O presidente do conselho de administração da Sonangol também lembrou que a orientação do Governo angolano é a de não trabalhar com monopólios, inserindo, de preferência  actores na actividade, de maneira a haver mais concorrência e a assegurar a qualidade dos produtos e preços competitivos para os produtos refinados.
“É um dossier  importante, porque, a nível da Sonangol Distribuidora e de Logística,  poderá impactar no redesenhar das estruturas organizacionais e, ainda, no posicionamento estratégico para as duas subsidiárias.  Vamos acompanhar o comportamento, com a introdução do novo ‘player’, da maneira como vai ajudar nas delineações estratégicas que serão feitas nestas duas empresas”, afirmou.

Impacto económico

O presidente do conselho de administração da Sonangol considerou que esta parte do acordo tem impacto em outros domínios, como o Ministério de Energia e Águas, porque parte do gasóleo é utilizado para a produção de electricidade e faz parte da mesma cadeia, para melhorar o abastecimento e baixar os custos pagos mensalmente pelo Estado na compra de produtos derivados do petróleo.
O acordo estende-se também na partilha de conhecimentos e desenvolvimento de competências num centro tecnológico, no qual a Total vai trabalhar para a Sonangol obter  contribuição técnica para melhorar a recuperação de petróleo no Bloco 3, operado pela companhia angolana. Carlos Saturnino considerou que, em termos de capital humano, vai haver cooperação mais alargada em formação de quadros e troca de experiências, com ênfase para  a Sonangol  Pesquisa e Produção e matérias como o desenvolvimento e integridade dos activos do bloco três, por estar em produção há várias décadas.
A Total está em Angola há mais de 60 anos e tem uma produção estimada de 600 mil barris por dia, o que lhe confere o estatuto de líder do mercado, sendo operadora do Bloco 32, com uma participação de 30 por cento, com parceria da Sonangol Pesquisa e Produção (30), enquanto no Bloco 17 detém uma participação de 40 por cento.
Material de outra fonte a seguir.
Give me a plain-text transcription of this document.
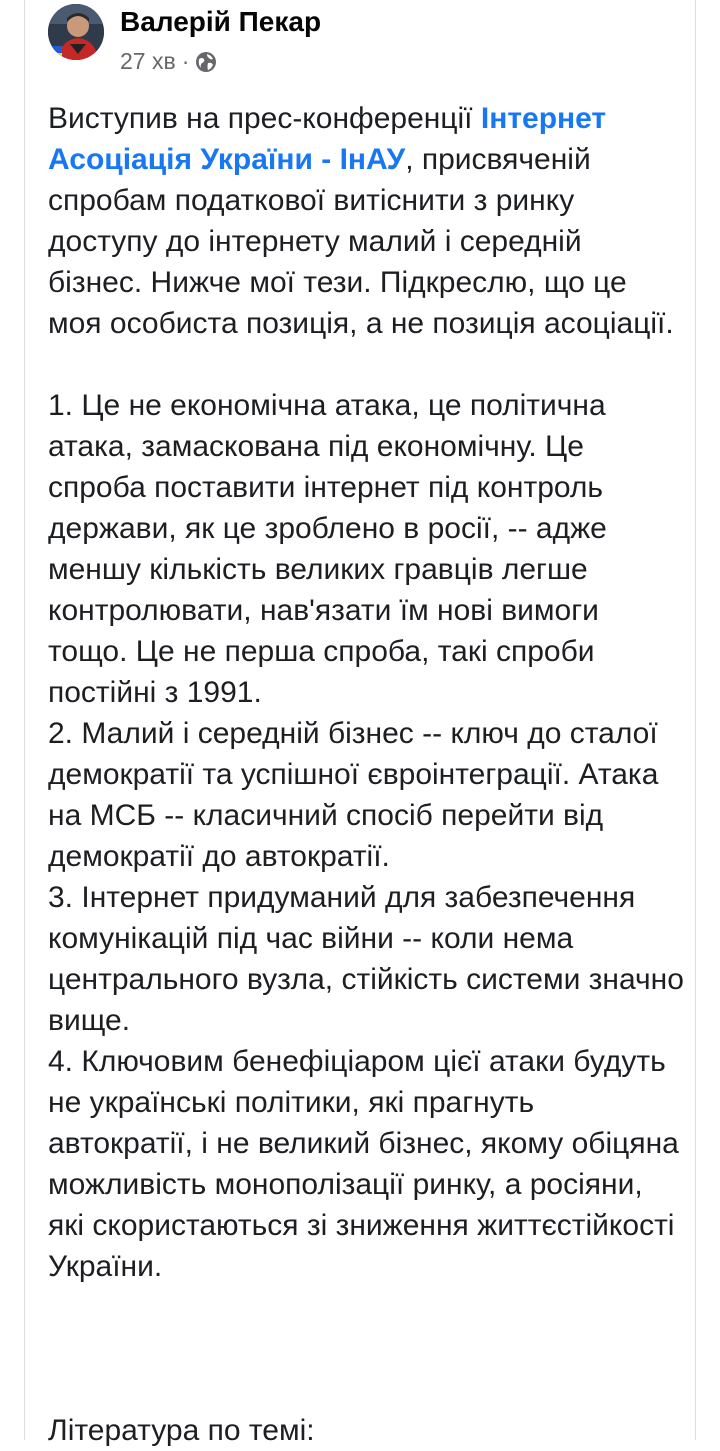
Валерій Пекар
27 хв ·

Виступив на прес-конференції Інтернет Асоціація України - ІнАУ, присвяченій спробам податкової витіснити з ринку доступу до інтернету малий і середній бізнес. Нижче мої тези. Підкреслю, що це моя особиста позиція, а не позиція асоціації.

1. Це не економічна атака, це політична атака, замаскована під економічну. Це спроба поставити інтернет під контроль держави, як це зроблено в росії, -- адже меншу кількість великих гравців легше контролювати, нав'язати їм нові вимоги тощо. Це не перша спроба, такі спроби постійні з 1991.

2. Малий і середній бізнес -- ключ до сталої демократії та успішної євроінтеграції. Атака на МСБ -- класичний спосіб перейти від демократії до автократії.

3. Інтернет придуманий для забезпечення комунікацій під час війни -- коли нема центрального вузла, стійкість системи значно вище.

4. Ключовим бенефіціаром цієї атаки будуть не українські політики, які прагнуть автократії, і не великий бізнес, якому обіцяна можливість монополізації ринку, а росіяни, які скористаються зі зниження життєстійкості України.

Література по темі:
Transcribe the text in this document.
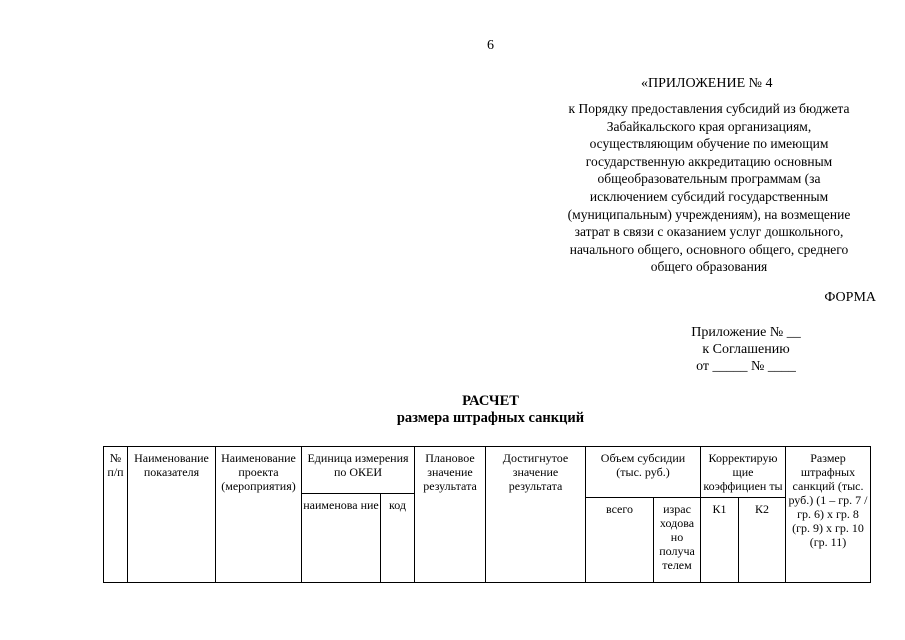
6
«ПРИЛОЖЕНИЕ № 4
к Порядку предоставления субсидий из бюджета
Забайкальского края организациям,
осуществляющим обучение по имеющим
государственную аккредитацию основным
общеобразовательным программам (за
исключением субсидий государственным
(муниципальным) учреждениям), на возмещение
затрат в связи с оказанием услуг дошкольного,
начального общего, основного общего, среднего
общего образования
ФОРМА
Приложение № __
к Соглашению
от _____ № ____
РАСЧЕТ
размера штрафных санкций
№ п/п	Наименование показателя	Наименование проекта (мероприятия)	Единица измерения по ОКЕИ		Плановое значение результата	Достигнутое значение результата	Объем субсидии (тыс. руб.)		Корректирую щие коэффициен ты		Размер штрафных санкций (тыс. руб.) (1 – гр. 7 / гр. 6) x гр. 8 (гр. 9) x гр. 10 (гр. 11)
			наименова ние	код							
							всего	израс ходова но получа телем	К1	К2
Com 1.700 colaboradores,  a companhia petrolífera  possui quatro FPSO no “offshore” angolano e tem como principais projectos em exploração o Caombo (Bloco 32) e Paz Flor (Bloco 17).
Carlos Saturnino declarou que a assinatura destes acordos não é uma acção isolada, uma vez que já foram subscritos projectos do género com a companhia petrolífera italiana ENI.
É objectivo da Sonangol continuar a pôr os dossiers em cadeia, para colocar o grupo Sonangol em actividades que relançam a economia e tragam benefícios à população angolana no futuro, afirmou o presidente do conselho de administração da companhia petrolífera estatal.